Traditional vs. Roth IRAs: does it matter?
Placing your hard-earned savings into an investment vehicle like an IRA can feel like an achievement, but how do you know which one to choose? And does it really matter? Yes! It does matter and here's why.
Given the financial pressures many Americans face, putting savings in any long-term investment vehicle can feel like an achievement. By the time you’ve found a financial professional, combed through your financial history, and thought through your plans for the future, you may feel confident that saving for retirement using an IRA can help you live out your later-in-life dreams.
Other aspects, though, may be less clear. For example, should you pick a traditional IRA or a Roth—or both? And does it really matter?
Actually, yes, it does. And to understand why, let’s explore the similarities and differences between the two.
Traditional IRA vs Roth IRA: how are they similar?
- Both are long-term savings and investment products.
- This may sound similar to a 401(k), but IRAs and 401(k)s are not the same. A 401(k) is a type of employer-sponsored retirement account, whereas IRAs—both traditional and Roth—are individual retirement accounts.
- Both offer tax advantages.
Traditional IRA vs Roth IRA: how are they different?
- They offer different kinds of tax advantages.
- Traditional IRAs provide an upfront tax deduction, meaning you contribute to your IRA from pre-tax income and then pay taxes on it later, when you take withdrawals during retirement. However, deductibility may be phased out or eliminated depending on income for traditional IRA contributions.
- Roth IRAs require you to pay taxes on contributions upfront.

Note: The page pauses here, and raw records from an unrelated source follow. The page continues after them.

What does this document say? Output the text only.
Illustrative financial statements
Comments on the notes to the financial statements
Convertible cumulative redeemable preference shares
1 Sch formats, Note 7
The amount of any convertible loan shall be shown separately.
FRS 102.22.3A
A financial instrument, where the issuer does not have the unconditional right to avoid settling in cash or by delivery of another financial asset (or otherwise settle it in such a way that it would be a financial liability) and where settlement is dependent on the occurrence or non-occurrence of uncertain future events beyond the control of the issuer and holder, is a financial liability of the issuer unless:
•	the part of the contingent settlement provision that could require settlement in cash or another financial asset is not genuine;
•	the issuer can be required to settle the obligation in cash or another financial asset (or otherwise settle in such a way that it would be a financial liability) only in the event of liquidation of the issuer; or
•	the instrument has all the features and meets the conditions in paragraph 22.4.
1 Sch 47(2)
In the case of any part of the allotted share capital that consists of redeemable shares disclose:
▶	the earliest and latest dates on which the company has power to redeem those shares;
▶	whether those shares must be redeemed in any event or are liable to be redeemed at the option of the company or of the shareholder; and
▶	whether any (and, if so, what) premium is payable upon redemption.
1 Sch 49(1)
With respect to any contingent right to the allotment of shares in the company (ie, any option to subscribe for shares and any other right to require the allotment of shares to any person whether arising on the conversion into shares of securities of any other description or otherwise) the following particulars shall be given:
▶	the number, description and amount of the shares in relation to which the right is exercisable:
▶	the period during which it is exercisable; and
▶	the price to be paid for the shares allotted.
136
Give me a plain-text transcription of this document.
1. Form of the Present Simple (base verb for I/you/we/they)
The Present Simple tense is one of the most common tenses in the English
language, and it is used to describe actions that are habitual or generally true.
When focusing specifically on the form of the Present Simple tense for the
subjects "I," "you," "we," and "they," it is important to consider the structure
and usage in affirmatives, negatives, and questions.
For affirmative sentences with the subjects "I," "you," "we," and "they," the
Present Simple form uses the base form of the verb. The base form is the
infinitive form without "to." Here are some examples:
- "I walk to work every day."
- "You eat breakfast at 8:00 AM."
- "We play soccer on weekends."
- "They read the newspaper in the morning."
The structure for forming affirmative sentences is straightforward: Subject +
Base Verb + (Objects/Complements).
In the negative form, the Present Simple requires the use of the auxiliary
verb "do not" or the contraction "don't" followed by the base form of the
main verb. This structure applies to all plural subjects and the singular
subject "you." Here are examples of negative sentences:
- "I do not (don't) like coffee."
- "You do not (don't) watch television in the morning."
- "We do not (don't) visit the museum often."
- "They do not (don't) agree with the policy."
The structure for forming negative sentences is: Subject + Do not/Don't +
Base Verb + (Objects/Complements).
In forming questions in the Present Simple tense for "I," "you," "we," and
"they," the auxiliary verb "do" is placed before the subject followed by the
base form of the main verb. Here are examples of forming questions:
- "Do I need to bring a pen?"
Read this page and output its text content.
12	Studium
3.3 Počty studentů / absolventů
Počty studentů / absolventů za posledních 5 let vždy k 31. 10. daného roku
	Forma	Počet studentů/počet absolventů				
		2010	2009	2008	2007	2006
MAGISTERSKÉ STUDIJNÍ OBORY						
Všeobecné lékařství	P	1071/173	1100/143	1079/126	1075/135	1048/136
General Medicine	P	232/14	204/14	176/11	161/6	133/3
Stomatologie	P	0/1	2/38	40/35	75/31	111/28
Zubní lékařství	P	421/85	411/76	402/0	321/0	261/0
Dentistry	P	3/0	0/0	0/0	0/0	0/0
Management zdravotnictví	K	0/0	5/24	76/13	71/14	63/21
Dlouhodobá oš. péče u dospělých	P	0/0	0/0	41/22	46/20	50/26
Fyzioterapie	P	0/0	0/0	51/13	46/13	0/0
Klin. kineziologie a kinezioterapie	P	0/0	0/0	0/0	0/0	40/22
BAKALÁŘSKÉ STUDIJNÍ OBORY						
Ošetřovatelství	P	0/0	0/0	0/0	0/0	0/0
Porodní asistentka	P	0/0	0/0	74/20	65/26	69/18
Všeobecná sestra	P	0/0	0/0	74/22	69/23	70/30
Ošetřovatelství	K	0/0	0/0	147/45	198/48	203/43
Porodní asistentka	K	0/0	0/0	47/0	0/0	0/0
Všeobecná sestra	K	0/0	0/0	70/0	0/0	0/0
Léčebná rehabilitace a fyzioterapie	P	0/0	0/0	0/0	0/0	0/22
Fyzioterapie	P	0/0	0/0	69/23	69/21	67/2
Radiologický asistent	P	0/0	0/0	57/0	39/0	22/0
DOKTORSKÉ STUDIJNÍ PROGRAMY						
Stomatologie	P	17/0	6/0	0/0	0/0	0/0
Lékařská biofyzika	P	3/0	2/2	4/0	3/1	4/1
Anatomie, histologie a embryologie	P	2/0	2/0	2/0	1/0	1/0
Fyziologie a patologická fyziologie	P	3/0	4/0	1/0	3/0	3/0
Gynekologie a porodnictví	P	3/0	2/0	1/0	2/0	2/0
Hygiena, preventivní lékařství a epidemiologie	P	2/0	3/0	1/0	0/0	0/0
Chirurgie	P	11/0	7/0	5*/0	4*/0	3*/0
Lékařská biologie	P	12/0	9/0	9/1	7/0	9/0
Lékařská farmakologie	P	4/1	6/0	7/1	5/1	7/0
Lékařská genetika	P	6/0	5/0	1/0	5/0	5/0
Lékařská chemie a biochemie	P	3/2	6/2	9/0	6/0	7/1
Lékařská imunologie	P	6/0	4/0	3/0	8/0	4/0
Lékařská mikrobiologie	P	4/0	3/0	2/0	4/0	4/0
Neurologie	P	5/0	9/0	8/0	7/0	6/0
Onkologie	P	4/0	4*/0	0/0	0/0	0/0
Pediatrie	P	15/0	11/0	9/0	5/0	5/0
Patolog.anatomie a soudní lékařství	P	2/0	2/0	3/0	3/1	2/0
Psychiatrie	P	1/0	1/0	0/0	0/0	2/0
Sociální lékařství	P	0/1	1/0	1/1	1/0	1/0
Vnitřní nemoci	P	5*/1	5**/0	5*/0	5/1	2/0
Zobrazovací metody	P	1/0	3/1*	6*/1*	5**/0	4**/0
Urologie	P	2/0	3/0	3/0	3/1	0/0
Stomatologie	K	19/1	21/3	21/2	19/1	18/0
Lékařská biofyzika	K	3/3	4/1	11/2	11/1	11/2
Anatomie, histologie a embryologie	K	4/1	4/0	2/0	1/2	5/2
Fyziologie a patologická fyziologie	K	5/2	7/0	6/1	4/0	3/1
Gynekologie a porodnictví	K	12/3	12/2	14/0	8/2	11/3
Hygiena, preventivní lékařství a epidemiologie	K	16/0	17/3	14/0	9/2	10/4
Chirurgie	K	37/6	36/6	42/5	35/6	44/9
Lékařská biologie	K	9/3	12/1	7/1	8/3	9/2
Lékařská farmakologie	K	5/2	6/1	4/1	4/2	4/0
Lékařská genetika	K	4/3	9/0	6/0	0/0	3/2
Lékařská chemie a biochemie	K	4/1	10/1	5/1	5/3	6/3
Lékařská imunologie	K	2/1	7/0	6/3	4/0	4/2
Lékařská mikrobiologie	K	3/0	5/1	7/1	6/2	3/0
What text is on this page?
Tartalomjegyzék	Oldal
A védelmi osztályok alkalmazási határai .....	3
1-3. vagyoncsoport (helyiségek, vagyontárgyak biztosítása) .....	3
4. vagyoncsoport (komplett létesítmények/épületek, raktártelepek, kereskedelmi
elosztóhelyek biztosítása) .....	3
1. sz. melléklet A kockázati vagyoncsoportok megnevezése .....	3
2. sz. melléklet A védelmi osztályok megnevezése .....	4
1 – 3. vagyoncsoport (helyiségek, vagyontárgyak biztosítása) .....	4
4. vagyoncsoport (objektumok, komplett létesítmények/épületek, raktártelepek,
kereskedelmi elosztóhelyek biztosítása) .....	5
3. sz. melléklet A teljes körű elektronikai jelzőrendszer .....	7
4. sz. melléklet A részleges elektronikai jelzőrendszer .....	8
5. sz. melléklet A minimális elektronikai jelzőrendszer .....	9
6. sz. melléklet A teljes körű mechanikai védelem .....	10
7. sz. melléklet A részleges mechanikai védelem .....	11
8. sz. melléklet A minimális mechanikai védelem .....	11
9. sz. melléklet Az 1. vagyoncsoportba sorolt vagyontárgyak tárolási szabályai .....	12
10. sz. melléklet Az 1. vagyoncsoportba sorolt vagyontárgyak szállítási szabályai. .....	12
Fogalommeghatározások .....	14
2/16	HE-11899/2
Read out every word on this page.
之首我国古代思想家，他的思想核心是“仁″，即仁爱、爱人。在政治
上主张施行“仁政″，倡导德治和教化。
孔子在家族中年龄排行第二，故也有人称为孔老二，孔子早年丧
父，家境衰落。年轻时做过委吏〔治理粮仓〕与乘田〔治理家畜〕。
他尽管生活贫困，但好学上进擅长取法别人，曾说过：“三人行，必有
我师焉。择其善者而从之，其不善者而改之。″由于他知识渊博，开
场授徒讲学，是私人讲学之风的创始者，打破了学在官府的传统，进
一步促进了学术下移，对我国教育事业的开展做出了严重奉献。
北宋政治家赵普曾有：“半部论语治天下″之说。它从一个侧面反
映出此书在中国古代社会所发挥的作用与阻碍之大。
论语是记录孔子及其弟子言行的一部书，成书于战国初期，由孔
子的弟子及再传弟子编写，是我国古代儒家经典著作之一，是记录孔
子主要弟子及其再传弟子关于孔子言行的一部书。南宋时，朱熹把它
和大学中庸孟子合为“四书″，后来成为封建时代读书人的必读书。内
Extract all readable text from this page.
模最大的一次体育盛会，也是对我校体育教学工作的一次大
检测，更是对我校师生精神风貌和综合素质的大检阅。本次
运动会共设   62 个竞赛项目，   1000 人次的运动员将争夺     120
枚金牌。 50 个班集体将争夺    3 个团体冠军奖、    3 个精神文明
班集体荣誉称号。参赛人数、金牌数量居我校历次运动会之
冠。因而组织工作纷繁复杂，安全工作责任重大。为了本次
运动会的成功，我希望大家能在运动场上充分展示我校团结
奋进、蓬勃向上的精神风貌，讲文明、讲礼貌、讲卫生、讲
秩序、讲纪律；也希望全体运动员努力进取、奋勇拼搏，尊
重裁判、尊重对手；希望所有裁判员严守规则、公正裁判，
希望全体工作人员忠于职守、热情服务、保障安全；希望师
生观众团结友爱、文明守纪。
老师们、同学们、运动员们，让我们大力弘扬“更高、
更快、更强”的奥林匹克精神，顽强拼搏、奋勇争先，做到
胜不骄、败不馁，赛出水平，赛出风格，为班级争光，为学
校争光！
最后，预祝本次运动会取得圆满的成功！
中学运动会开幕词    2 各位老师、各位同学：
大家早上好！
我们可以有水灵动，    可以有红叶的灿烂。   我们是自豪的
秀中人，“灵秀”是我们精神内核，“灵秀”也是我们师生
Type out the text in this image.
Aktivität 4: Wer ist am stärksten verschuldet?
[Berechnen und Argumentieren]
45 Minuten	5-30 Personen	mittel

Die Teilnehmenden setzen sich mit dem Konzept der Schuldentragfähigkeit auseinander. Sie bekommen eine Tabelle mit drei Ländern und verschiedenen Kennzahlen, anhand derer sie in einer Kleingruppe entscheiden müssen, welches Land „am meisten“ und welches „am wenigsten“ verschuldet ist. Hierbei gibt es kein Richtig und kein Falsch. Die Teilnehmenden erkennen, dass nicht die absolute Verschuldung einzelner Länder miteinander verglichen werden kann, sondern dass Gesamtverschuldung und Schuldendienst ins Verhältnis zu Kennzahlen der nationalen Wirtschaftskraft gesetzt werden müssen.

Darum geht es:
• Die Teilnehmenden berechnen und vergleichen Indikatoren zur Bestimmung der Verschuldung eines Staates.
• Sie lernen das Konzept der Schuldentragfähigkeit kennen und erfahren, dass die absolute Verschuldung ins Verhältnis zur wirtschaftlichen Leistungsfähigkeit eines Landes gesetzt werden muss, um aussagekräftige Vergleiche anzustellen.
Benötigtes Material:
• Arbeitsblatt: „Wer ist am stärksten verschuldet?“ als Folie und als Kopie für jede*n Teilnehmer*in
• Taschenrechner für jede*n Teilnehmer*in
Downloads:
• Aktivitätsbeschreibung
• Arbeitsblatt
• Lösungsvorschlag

- They differ on income limits. No matter how much money you earn, you can contribute to a traditional IRA whereas a Roth IRA has income limits. For Roth IRA contributions in the year 2023, for example, individual single filers are not eligible to contribute if they have a Modified Adjusted Gross Income (MAGI) of $153,000 or more, with contributions being reduced starting at $138,000 MAGI.1
How to know what's right for you
To create a plan involving any investment with tax considerations, we recommend that you discuss your options with your financial professional. Just because it’s called an individual retirement account doesn’t mean you should try to figure it out on your own.
IRA considerations
One of the key points to consider in this IRA conversation with your financial professional might be your current income compared to what you think your income will be in retirement. Depending on when you think your tax rates will be higher, it might make more sense to choose one investment over another.
The best of both worlds
In discussing a Roth IRA vs a traditional IRA you may realize that you’re less interested in choosing between a Roth and a traditional IRA and that you’re more interested in strategically combining them. You can mix traditional IRAs, Roth IRAs, conversions, and Social Security to create a tax-effective retirement strategy that helps you stretch your nest egg further.
For example, Roth distributions don’t count as gross income when the IRS determines Social Security benefits taxation. This means that consumers can benefit by drawing from two buckets—the Roth and the traditional IRA—to enjoy significant tax savings.2
Alternatively, you could split the income deficit between the traditional and Roth accounts from the start. Not only can the Roth income keep your tax bracket and benefits taxation low throughout retirement, but drawing down tax-deferred accounts can reduce required minimum distribution (and other) taxes later.3
Combining Roth and traditional distributions can make it easier to delay taking Social Security until you turn 70. The savings in both buckets could enable you to live on distributions early in retirement, paying taxes on half of your income or less. When you do collect, however, you’d have a substantially higher benefit,4 which would let you draw less from both accounts, further reducing your taxes while helping to protect against the risk of outliving your money.
While these are all important things to consider, no two retirees’ needs are the same. So, discuss these and other options with your financial professional to figure out if an IRA may be right for you.